Control, and thought,
Don’t forget to count your carbs.
These numbers expose my imperfections,
My tries and fails,
Burnt out and hardest tries,
at least tried
I can try again,
But yesterday’s impact will not be forgotten.
I’ll try for the future that maybe I can have
Things so simple I want so bad
These numbers so key and crucial
I measure my worth in blood.
I wear a blue circle so someday I won’t.
While writing I thought of the one thing that is important to my diabetes care and the top thing that came to mind was my range. Since July of 2004 and every single day since this is the one thing that is still the same, 80 - 150. I have had different ratios, different meters, pumps, insulin, doctors, diets, and attitudes. My diabetes treatment is constantly changing but my good range has always been 80-150. In fact I start feeling my lows around 80 and my highs around 250. I know when I have to change doctors in a few years they are going to want to tighten this up to the ADA standards ( 70-140) but I know I will always look at those numbers in between as good. (I usually correct for anything over 170.)

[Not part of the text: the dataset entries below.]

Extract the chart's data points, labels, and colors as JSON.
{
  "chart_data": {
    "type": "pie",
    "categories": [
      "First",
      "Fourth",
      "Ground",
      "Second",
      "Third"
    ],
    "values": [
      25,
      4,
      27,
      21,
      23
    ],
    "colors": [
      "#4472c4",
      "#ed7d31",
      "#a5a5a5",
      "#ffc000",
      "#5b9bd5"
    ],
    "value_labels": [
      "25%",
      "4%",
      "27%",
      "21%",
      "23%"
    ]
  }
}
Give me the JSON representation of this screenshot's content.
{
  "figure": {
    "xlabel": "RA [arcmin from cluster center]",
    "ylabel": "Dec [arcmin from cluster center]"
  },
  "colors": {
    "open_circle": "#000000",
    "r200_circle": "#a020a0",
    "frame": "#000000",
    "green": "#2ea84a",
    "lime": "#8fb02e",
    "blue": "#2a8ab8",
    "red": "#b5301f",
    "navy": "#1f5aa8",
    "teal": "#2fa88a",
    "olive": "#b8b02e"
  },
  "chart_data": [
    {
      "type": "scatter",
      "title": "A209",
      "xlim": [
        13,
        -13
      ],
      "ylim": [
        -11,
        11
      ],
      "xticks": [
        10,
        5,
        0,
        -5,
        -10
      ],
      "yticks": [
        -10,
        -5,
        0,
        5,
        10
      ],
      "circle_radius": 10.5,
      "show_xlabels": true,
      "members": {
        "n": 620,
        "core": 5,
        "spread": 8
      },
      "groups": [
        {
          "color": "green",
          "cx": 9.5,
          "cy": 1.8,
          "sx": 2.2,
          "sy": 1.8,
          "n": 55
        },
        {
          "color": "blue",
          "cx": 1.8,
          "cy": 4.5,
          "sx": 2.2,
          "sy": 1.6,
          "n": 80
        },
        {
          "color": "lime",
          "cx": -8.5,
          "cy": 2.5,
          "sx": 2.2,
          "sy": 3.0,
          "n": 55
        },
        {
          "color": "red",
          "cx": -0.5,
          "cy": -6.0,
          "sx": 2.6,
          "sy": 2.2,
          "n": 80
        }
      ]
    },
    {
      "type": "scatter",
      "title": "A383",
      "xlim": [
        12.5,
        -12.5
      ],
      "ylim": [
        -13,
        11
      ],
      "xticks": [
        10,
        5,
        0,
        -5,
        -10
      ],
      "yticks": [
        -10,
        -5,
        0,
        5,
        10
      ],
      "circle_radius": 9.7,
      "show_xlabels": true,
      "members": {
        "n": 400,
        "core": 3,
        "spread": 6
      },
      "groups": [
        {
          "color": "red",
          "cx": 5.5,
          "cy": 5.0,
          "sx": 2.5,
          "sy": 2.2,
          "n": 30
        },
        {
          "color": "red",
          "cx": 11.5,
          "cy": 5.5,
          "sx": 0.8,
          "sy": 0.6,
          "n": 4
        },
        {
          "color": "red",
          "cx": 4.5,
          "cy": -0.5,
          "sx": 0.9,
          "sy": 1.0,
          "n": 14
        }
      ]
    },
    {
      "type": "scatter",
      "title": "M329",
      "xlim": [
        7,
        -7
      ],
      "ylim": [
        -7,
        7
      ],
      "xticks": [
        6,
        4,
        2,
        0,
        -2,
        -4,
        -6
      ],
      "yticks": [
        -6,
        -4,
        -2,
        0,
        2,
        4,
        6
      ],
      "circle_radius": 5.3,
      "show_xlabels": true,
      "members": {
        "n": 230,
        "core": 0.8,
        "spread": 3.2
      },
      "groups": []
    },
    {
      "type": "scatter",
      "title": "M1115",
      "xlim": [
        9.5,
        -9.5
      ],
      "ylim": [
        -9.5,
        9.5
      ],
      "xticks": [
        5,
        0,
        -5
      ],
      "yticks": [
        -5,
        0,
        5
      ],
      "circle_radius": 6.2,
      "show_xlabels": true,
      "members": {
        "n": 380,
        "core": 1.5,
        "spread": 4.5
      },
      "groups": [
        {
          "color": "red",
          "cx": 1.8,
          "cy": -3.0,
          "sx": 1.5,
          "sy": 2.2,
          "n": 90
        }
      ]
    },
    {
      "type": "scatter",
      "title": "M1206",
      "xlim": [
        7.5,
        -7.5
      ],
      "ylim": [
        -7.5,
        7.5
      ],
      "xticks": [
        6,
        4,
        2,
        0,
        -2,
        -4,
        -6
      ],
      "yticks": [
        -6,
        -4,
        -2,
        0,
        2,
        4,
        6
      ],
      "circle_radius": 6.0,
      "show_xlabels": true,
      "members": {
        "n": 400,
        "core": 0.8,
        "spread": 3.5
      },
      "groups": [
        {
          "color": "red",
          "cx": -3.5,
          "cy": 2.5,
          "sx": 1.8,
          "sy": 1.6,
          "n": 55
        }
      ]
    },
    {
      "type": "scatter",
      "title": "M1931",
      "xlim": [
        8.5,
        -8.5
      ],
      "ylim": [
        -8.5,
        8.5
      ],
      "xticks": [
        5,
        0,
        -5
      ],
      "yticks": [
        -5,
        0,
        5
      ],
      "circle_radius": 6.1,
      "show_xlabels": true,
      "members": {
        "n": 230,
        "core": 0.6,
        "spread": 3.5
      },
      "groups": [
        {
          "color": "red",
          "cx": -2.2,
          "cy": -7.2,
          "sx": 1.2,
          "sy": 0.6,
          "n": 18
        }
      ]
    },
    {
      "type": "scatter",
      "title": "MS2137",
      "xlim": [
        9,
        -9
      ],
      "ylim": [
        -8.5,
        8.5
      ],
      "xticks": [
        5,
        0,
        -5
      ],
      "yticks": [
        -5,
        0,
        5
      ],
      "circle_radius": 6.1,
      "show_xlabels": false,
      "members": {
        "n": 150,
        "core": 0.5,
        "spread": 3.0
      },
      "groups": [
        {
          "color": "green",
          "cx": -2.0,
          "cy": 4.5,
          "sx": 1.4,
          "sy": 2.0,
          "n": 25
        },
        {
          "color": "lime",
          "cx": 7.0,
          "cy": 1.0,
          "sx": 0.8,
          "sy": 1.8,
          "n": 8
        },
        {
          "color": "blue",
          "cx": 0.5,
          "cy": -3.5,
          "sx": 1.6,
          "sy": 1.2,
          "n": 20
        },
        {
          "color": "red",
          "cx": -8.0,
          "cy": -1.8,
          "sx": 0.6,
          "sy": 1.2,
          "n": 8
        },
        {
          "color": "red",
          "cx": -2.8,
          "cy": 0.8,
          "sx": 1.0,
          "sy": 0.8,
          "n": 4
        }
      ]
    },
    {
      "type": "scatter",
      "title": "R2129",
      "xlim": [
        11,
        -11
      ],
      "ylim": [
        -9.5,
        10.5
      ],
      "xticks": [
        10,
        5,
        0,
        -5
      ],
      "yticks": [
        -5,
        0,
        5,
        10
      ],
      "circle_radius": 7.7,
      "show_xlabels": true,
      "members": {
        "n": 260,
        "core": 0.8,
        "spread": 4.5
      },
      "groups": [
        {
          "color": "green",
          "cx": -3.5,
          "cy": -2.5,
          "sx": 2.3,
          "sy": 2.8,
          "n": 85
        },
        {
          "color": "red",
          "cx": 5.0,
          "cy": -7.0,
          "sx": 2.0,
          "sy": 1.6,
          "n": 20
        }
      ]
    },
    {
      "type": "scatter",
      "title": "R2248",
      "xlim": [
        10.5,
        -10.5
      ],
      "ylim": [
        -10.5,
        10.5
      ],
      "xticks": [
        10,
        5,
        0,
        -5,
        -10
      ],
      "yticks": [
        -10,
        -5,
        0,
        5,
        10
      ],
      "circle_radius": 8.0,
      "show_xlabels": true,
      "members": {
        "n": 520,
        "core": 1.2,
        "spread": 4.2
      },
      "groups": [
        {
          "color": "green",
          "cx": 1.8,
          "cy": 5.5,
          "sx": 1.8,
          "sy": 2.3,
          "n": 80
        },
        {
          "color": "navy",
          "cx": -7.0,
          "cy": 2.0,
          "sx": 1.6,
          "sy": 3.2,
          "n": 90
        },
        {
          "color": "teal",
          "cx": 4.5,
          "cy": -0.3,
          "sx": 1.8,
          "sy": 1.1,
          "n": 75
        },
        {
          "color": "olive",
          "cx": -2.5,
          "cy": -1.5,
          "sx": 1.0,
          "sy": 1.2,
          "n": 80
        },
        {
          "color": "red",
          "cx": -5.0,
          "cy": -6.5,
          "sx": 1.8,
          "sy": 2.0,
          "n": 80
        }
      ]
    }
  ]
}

I have this feeling that as I step into the world of careers and college and more responsibilities my diabetes will define me less and less and I will be able to have it be part of me instead of like most of my teen years being all of me.
I look at diabetes differently now , Its different and controllable. I make more of the decisions on my own, like which pump I want, and deciding to look into finding a new doctor. Diabetes is less defining now, and I am under no allusion that it will always seem that way, or that I will always feel like I run this circus act, but still, for now, I am good.